Dive Brief:
- Alnylam Pharmaceuticals, Inc. still is not sure what factors led to a higher number of patient deaths in the treatment group of a Phase 3 study testing its experimental drug revusiran in hereditary ATTR amyloidosis.
- The RNA interference (RNAi) specialist discontinued further development of revusiran last October after a review found an imbalance in the number of deaths between those patients receiving the drug and those receiving placebo.

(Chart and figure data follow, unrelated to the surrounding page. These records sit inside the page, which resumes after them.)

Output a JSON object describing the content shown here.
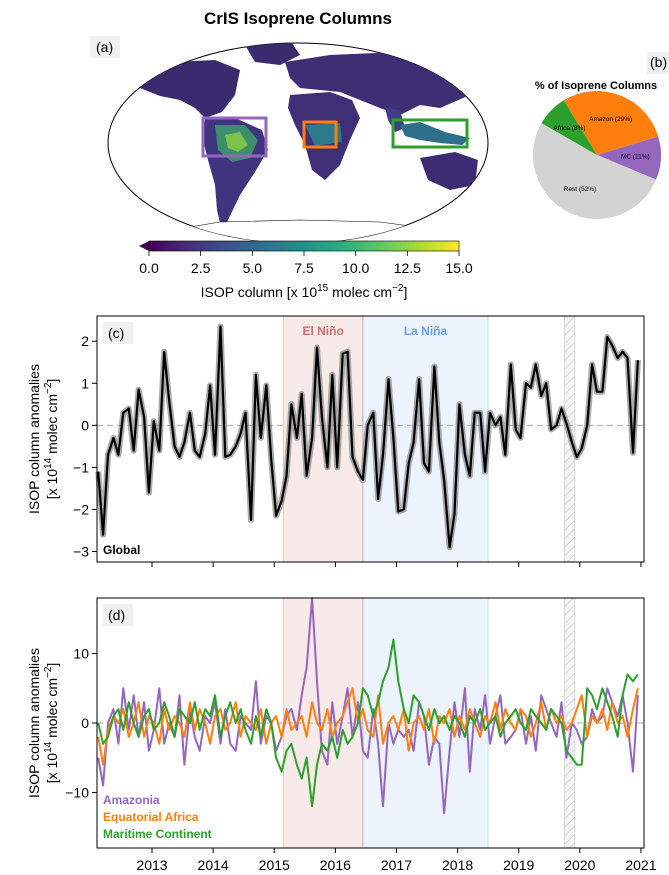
{
  "figure": {
    "title": "CrIS Isoprene Columns",
    "panel_a_label": "(a)",
    "panel_b_label": "(b)",
    "panel_c_label": "(c)",
    "panel_d_label": "(d)"
  },
  "map": {
    "colorbar": {
      "min": 0,
      "max": 15,
      "ticks": [
        "0.0",
        "2.5",
        "5.0",
        "7.5",
        "10.0",
        "12.5",
        "15.0"
      ],
      "label": "ISOP column [x 10",
      "label_exp": "15",
      "label_tail": " molec cm",
      "label_tail_exp": "−2",
      "label_end": "]",
      "colors": [
        "#440154",
        "#472d7b",
        "#3b528b",
        "#2c728e",
        "#21918c",
        "#28ae80",
        "#5ec962",
        "#addc30",
        "#fde725"
      ]
    },
    "regions": [
      {
        "name": "Amazonia",
        "color": "#9467bd"
      },
      {
        "name": "Equatorial Africa",
        "color": "#ff7f0e"
      },
      {
        "name": "Maritime Continent",
        "color": "#2ca02c"
      }
    ]
  },
  "pie": {
    "title": "% of Isoprene Columns",
    "slices": [
      {
        "label": "Amazon (29%)",
        "value": 29,
        "color": "#ff7f0e"
      },
      {
        "label": "MC (11%)",
        "value": 11,
        "color": "#9467bd"
      },
      {
        "label": "Rest (52%)",
        "value": 52,
        "color": "#d3d3d3"
      },
      {
        "label": "Africa (8%)",
        "value": 8,
        "color": "#2ca02c"
      }
    ]
  },
  "events": {
    "el_nino": {
      "label": "El Niño",
      "start": 2015.15,
      "end": 2016.45,
      "color": "#c0504d"
    },
    "la_nina": {
      "label": "La Niña",
      "start": 2016.45,
      "end": 2018.5,
      "color": "#6d9eeb"
    },
    "gap": {
      "start": 2019.75,
      "end": 2019.92
    }
  },
  "chart_data": [
    {
      "type": "line",
      "panel": "c",
      "xlabel": "",
      "ylabel": "ISOP column anomalies",
      "ylabel2": "[x 10",
      "ylabel2_exp": "14",
      "ylabel2_tail": " molec cm",
      "ylabel2_tail_exp": "−2",
      "ylabel2_end": "]",
      "ylim": [
        -3.25,
        2.6
      ],
      "xlim": [
        2012.1,
        2021.05
      ],
      "yticks": [
        -3,
        -2,
        -1,
        0,
        1,
        2
      ],
      "series": [
        {
          "name": "Global",
          "color": "#000000",
          "x": [
            2012.12,
            2012.2,
            2012.28,
            2012.37,
            2012.45,
            2012.53,
            2012.62,
            2012.7,
            2012.78,
            2012.87,
            2012.95,
            2013.03,
            2013.12,
            2013.2,
            2013.28,
            2013.37,
            2013.45,
            2013.53,
            2013.62,
            2013.7,
            2013.78,
            2013.87,
            2013.95,
            2014.03,
            2014.12,
            2014.2,
            2014.28,
            2014.37,
            2014.45,
            2014.53,
            2014.62,
            2014.7,
            2014.78,
            2014.87,
            2014.95,
            2015.03,
            2015.12,
            2015.2,
            2015.28,
            2015.37,
            2015.45,
            2015.53,
            2015.62,
            2015.7,
            2015.78,
            2015.87,
            2015.95,
            2016.03,
            2016.12,
            2016.2,
            2016.28,
            2016.37,
            2016.45,
            2016.53,
            2016.62,
            2016.7,
            2016.78,
            2016.87,
            2016.95,
            2017.03,
            2017.12,
            2017.2,
            2017.28,
            2017.37,
            2017.45,
            2017.53,
            2017.62,
            2017.7,
            2017.78,
            2017.87,
            2017.95,
            2018.03,
            2018.12,
            2018.2,
            2018.28,
            2018.37,
            2018.45,
            2018.53,
            2018.62,
            2018.7,
            2018.78,
            2018.87,
            2018.95,
            2019.03,
            2019.12,
            2019.2,
            2019.28,
            2019.37,
            2019.45,
            2019.53,
            2019.62,
            2019.7,
            2019.78,
            2019.87,
            2019.95,
            2020.03,
            2020.12,
            2020.2,
            2020.28,
            2020.37,
            2020.45,
            2020.53,
            2020.62,
            2020.7,
            2020.78,
            2020.87,
            2020.95
          ],
          "y": [
            -1.1,
            -2.6,
            -0.7,
            -0.3,
            -0.7,
            0.3,
            0.4,
            -0.6,
            0.85,
            0.2,
            -1.6,
            0.1,
            -0.6,
            1.75,
            0.6,
            -0.5,
            -0.75,
            -0.4,
            0.3,
            -0.6,
            -0.75,
            -0.2,
            0.95,
            -0.7,
            2.35,
            -0.75,
            -0.7,
            -0.5,
            -0.2,
            0.3,
            -2.25,
            1.2,
            -0.3,
            0.95,
            -0.8,
            -2.15,
            -1.8,
            -1.2,
            0.5,
            -0.3,
            0.75,
            -1.2,
            -0.3,
            1.85,
            0.2,
            -1.0,
            1.2,
            -1.0,
            1.7,
            1.75,
            -0.75,
            -1.1,
            -1.3,
            0.0,
            0.3,
            -1.75,
            -0.7,
            1.1,
            -0.3,
            -2.05,
            -2.0,
            -0.9,
            -0.4,
            1.1,
            -0.9,
            -1.1,
            1.4,
            -0.4,
            -1.3,
            -2.9,
            -2.1,
            0.5,
            -0.7,
            -1.2,
            0.3,
            0.3,
            -1.1,
            0.3,
            0.0,
            0.2,
            -0.7,
            1.45,
            -0.1,
            -0.3,
            1.0,
            0.9,
            1.45,
            0.7,
            1.0,
            -0.1,
            0.0,
            0.4,
            0.05,
            -0.4,
            -0.75,
            -0.55,
            0.0,
            1.45,
            0.8,
            0.8,
            2.1,
            1.9,
            1.6,
            1.75,
            1.6,
            -0.65,
            1.55
          ]
        }
      ]
    },
    {
      "type": "line",
      "panel": "d",
      "xlabel": "",
      "ylabel": "ISOP column anomalies",
      "ylim": [
        -18,
        18
      ],
      "xlim": [
        2012.1,
        2021.05
      ],
      "yticks": [
        -10,
        0,
        10
      ],
      "xticks": [
        "2013",
        "2014",
        "2015",
        "2016",
        "2017",
        "2018",
        "2019",
        "2020",
        "2021"
      ],
      "series": [
        {
          "name": "Amazonia",
          "color": "#9467bd",
          "x": [
            2012.12,
            2012.2,
            2012.28,
            2012.37,
            2012.45,
            2012.53,
            2012.62,
            2012.7,
            2012.78,
            2012.87,
            2012.95,
            2013.03,
            2013.12,
            2013.2,
            2013.28,
            2013.37,
            2013.45,
            2013.53,
            2013.62,
            2013.7,
            2013.78,
            2013.87,
            2013.95,
            2014.03,
            2014.12,
            2014.2,
            2014.28,
            2014.37,
            2014.45,
            2014.53,
            2014.62,
            2014.7,
            2014.78,
            2014.87,
            2014.95,
            2015.03,
            2015.12,
            2015.2,
            2015.28,
            2015.37,
            2015.45,
            2015.53,
            2015.62,
            2015.7,
            2015.78,
            2015.87,
            2015.95,
            2016.03,
            2016.12,
            2016.2,
            2016.28,
            2016.37,
            2016.45,
            2016.53,
            2016.62,
            2016.7,
            2016.78,
            2016.87,
            2016.95,
            2017.03,
            2017.12,
            2017.2,
            2017.28,
            2017.37,
            2017.45,
            2017.53,
            2017.62,
            2017.7,
            2017.78,
            2017.87,
            2017.95,
            2018.03,
            2018.12,
            2018.2,
            2018.28,
            2018.37,
            2018.45,
            2018.53,
            2018.62,
            2018.7,
            2018.78,
            2018.87,
            2018.95,
            2019.03,
            2019.12,
            2019.2,
            2019.28,
            2019.37,
            2019.45,
            2019.53,
            2019.62,
            2019.7,
            2019.78,
            2019.87,
            2019.95,
            2020.03,
            2020.12,
            2020.2,
            2020.28,
            2020.37,
            2020.45,
            2020.53,
            2020.62,
            2020.7,
            2020.78,
            2020.87,
            2020.95
          ],
          "y": [
            -5,
            -9,
            0,
            2,
            -3,
            5,
            -1,
            4,
            -2,
            3,
            -4,
            -1,
            5,
            -3,
            0,
            -2,
            4,
            -6,
            2,
            -2,
            -4,
            1,
            0,
            3,
            -3,
            2,
            -3,
            -4,
            1,
            0,
            -1,
            6,
            -3,
            1,
            0,
            -4,
            -2,
            1,
            2,
            -1,
            4,
            8,
            18,
            6,
            -4,
            -6,
            3,
            -3,
            1,
            5,
            -2,
            3,
            -4,
            -5,
            2,
            -3,
            -12,
            0,
            -3,
            -1,
            -2,
            -1,
            -4,
            3,
            1,
            -6,
            -2,
            -3,
            -13,
            -4,
            3,
            -2,
            5,
            -7,
            2,
            -1,
            4,
            -3,
            1,
            4,
            -3,
            -2,
            -1,
            2,
            -3,
            1,
            -4,
            4,
            2,
            0,
            -2,
            3,
            -5,
            0,
            -1,
            -3,
            -2,
            2,
            0,
            1,
            5,
            3,
            1,
            4,
            0,
            -7,
            4
          ]
        },
        {
          "name": "Equatorial Africa",
          "color": "#ff7f0e",
          "x": [
            2012.12,
            2012.2,
            2012.28,
            2012.37,
            2012.45,
            2012.53,
            2012.62,
            2012.7,
            2012.78,
            2012.87,
            2012.95,
            2013.03,
            2013.12,
            2013.2,
            2013.28,
            2013.37,
            2013.45,
            2013.53,
            2013.62,
            2013.7,
            2013.78,
            2013.87,
            2013.95,
            2014.03,
            2014.12,
            2014.2,
            2014.28,
            2014.37,
            2014.45,
            2014.53,
            2014.62,
            2014.7,
            2014.78,
            2014.87,
            2014.95,
            2015.03,
            2015.12,
            2015.2,
            2015.28,
            2015.37,
            2015.45,
            2015.53,
            2015.62,
            2015.7,
            2015.78,
            2015.87,
            2015.95,
            2016.03,
            2016.12,
            2016.2,
            2016.28,
            2016.37,
            2016.45,
            2016.53,
            2016.62,
            2016.7,
            2016.78,
            2016.87,
            2016.95,
            2017.03,
            2017.12,
            2017.2,
            2017.28,
            2017.37,
            2017.45,
            2017.53,
            2017.62,
            2017.7,
            2017.78,
            2017.87,
            2017.95,
            2018.03,
            2018.12,
            2018.2,
            2018.28,
            2018.37,
            2018.45,
            2018.53,
            2018.62,
            2018.7,
            2018.78,
            2018.87,
            2018.95,
            2019.03,
            2019.12,
            2019.2,
            2019.28,
            2019.37,
            2019.45,
            2019.53,
            2019.62,
            2019.7,
            2019.78,
            2019.87,
            2019.95,
            2020.03,
            2020.12,
            2020.2,
            2020.28,
            2020.37,
            2020.45,
            2020.53,
            2020.62,
            2020.7,
            2020.78,
            2020.87,
            2020.95
          ],
          "y": [
            -2,
            -6,
            -1,
            1,
            0,
            2,
            -2,
            0,
            3,
            -2,
            1,
            0,
            -3,
            2,
            -1,
            1,
            0,
            -2,
            3,
            -1,
            2,
            0,
            -3,
            1,
            2,
            -1,
            0,
            3,
            -2,
            1,
            0,
            -1,
            2,
            -3,
            0,
            1,
            -2,
            2,
            -1,
            0,
            1,
            -2,
            3,
            0,
            -1,
            2,
            -2,
            0,
            1,
            3,
            5,
            0,
            2,
            -1,
            -2,
            4,
            -3,
            0,
            1,
            -1,
            2,
            -4,
            0,
            1,
            -1,
            2,
            -3,
            1,
            0,
            2,
            -2,
            1,
            -1,
            2,
            0,
            -2,
            1,
            0,
            3,
            -1,
            2,
            0,
            -1,
            2,
            1,
            -2,
            0,
            3,
            -1,
            2,
            0,
            1,
            -1,
            0,
            2,
            4,
            -2,
            1,
            0,
            2,
            -1,
            3,
            0,
            1,
            -2,
            2,
            5
          ]
        },
        {
          "name": "Maritime Continent",
          "color": "#2ca02c",
          "x": [
            2012.12,
            2012.2,
            2012.28,
            2012.37,
            2012.45,
            2012.53,
            2012.62,
            2012.7,
            2012.78,
            2012.87,
            2012.95,
            2013.03,
            2013.12,
            2013.2,
            2013.28,
            2013.37,
            2013.45,
            2013.53,
            2013.62,
            2013.7,
            2013.78,
            2013.87,
            2013.95,
            2014.03,
            2014.12,
            2014.2,
            2014.28,
            2014.37,
            2014.45,
            2014.53,
            2014.62,
            2014.7,
            2014.78,
            2014.87,
            2014.95,
            2015.03,
            2015.12,
            2015.2,
            2015.28,
            2015.37,
            2015.45,
            2015.53,
            2015.62,
            2015.7,
            2015.78,
            2015.87,
            2015.95,
            2016.03,
            2016.12,
            2016.2,
            2016.28,
            2016.37,
            2016.45,
            2016.53,
            2016.62,
            2016.7,
            2016.78,
            2016.87,
            2016.95,
            2017.03,
            2017.12,
            2017.2,
            2017.28,
            2017.37,
            2017.45,
            2017.53,
            2017.62,
            2017.7,
            2017.78,
            2017.87,
            2017.95,
            2018.03,
            2018.12,
            2018.2,
            2018.28,
            2018.37,
            2018.45,
            2018.53,
            2018.62,
            2018.7,
            2018.78,
            2018.87,
            2018.95,
            2019.03,
            2019.12,
            2019.2,
            2019.28,
            2019.37,
            2019.45,
            2019.53,
            2019.62,
            2019.7,
            2019.78,
            2019.87,
            2019.95,
            2020.03,
            2020.12,
            2020.2,
            2020.28,
            2020.37,
            2020.45,
            2020.53,
            2020.62,
            2020.7,
            2020.78,
            2020.87,
            2020.95
          ],
          "y": [
            0,
            -3,
            -2,
            1,
            2,
            -1,
            3,
            0,
            -2,
            1,
            2,
            -1,
            0,
            3,
            1,
            -2,
            2,
            1,
            0,
            3,
            -1,
            2,
            1,
            4,
            -2,
            1,
            3,
            0,
            2,
            -1,
            -3,
            1,
            -2,
            2,
            0,
            -5,
            -7,
            -4,
            -3,
            -6,
            -8,
            -5,
            -12,
            -6,
            -3,
            -4,
            -2,
            -5,
            -1,
            -3,
            -2,
            0,
            5,
            4,
            1,
            3,
            6,
            8,
            12,
            6,
            2,
            0,
            4,
            3,
            1,
            -1,
            2,
            0,
            1,
            -1,
            1,
            0,
            -2,
            1,
            0,
            2,
            -1,
            0,
            1,
            -2,
            0,
            1,
            2,
            0,
            -1,
            2,
            1,
            0,
            -1,
            2,
            1,
            0,
            -4,
            -5,
            -6,
            -6,
            5,
            4,
            2,
            5,
            3,
            1,
            -2,
            4,
            7,
            6,
            7
          ]
        }
      ]
    }
  ]
}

- A subsequent investigation into the deaths and a 3-month safety follow-up turned up no clear answers, although Alnylam found no evidence of drug-related cardiotoxicity. The biotech suggested that lower-than-expected mortality on the placebo arm could have contributed to the observed imbalance.
Dive Insight:
Alnylam's announcement last October of its decision to halt development of revusiran immediately led to questions about the safety of its GalNAc delivery platform and its overall approach to RNAi therapeutics. Shares in the Cambridge biotech fell nearly 50% in value on the news.

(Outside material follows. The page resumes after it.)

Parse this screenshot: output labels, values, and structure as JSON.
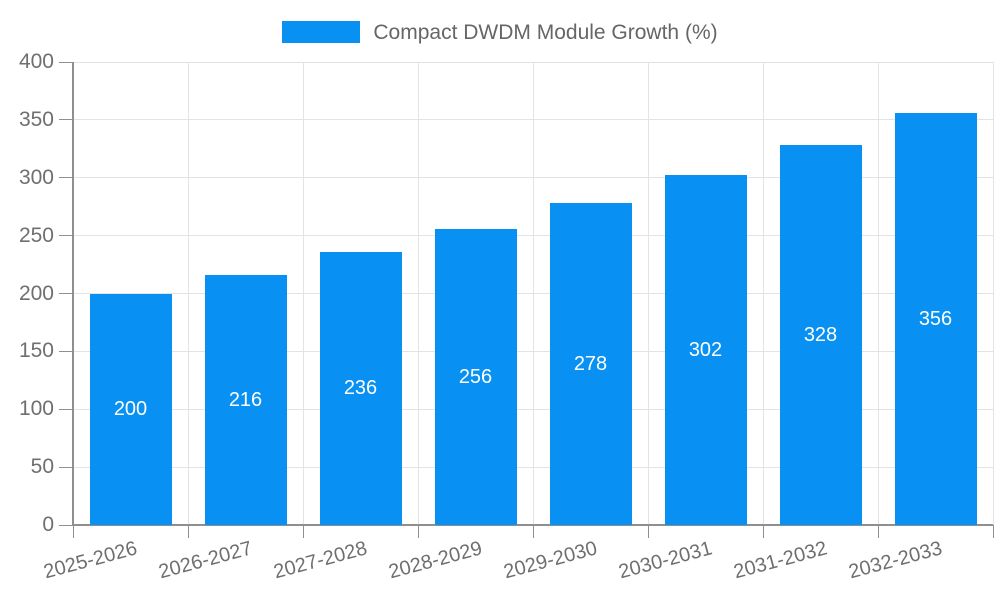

At the time, Alnylam said a review by the study's monitoring committee found no evidence of drug-related neuropathy but showed the benefit-risk profile no longer supported dosing. Analysis by Alnylam uncovered the reported "imbalance of mortality" but didn't uncover a potential cause.
Ten months later, the company still has no single answer for what contributed to the higher number of patient deaths, but offered up new details on the study.
Alnylam noted the treatment arm had a greater proportion of patients who were over the age of 75. Yet, adjusting for age in models did not sufficiently explain the higher number of deaths, the company said.
After ruling out cardiotoxicity and pharmacodynamic/pharmacokinetic-related toxicity, Alnylam suggested a lower-than-expected mortality raised the risk of a chance imbalance in mortality for the relatively small study.
Interestingly, the dosing regimen for revusiran meant that annualized exposure levels to the drug were significantly higher than for other programs using the GalNAc conjugate platform.
No read through
Even though Alnylam has since restored confidence in its pipeline, the company made clear it felt the investigation into revusiran raised no red flags for other programs.
"Importantly, we continue to remain confident that the findings with revusiran, a first-generation GalNAc-conjugate do not read through to the rest of our GalNAc platform and we believe recently reported data from across our pipeline continue to strengthen this confidence," said company CEO John Maraganore on an August 9 earnings call with analysts.
That pipeline continues to advance. Phase 3 results from the APOLLO study of patisiran in ATTR amyloidosis are expected in the coming weeks. Strong data from that study would support a filing for approval in the U.S. by year-end, Alnylam said.
If successful with patisiran, Alnylam would be on track to hit its goal of becoming a multi-product commercial-stage company by the end of 2020.
Elsewhere, Alynlam recently launched a Phase 3 study of its hemophilia drug fituisran and plans to push another RNAi therapeutic for acute hepatic prophyrias into late-stage testing later this year.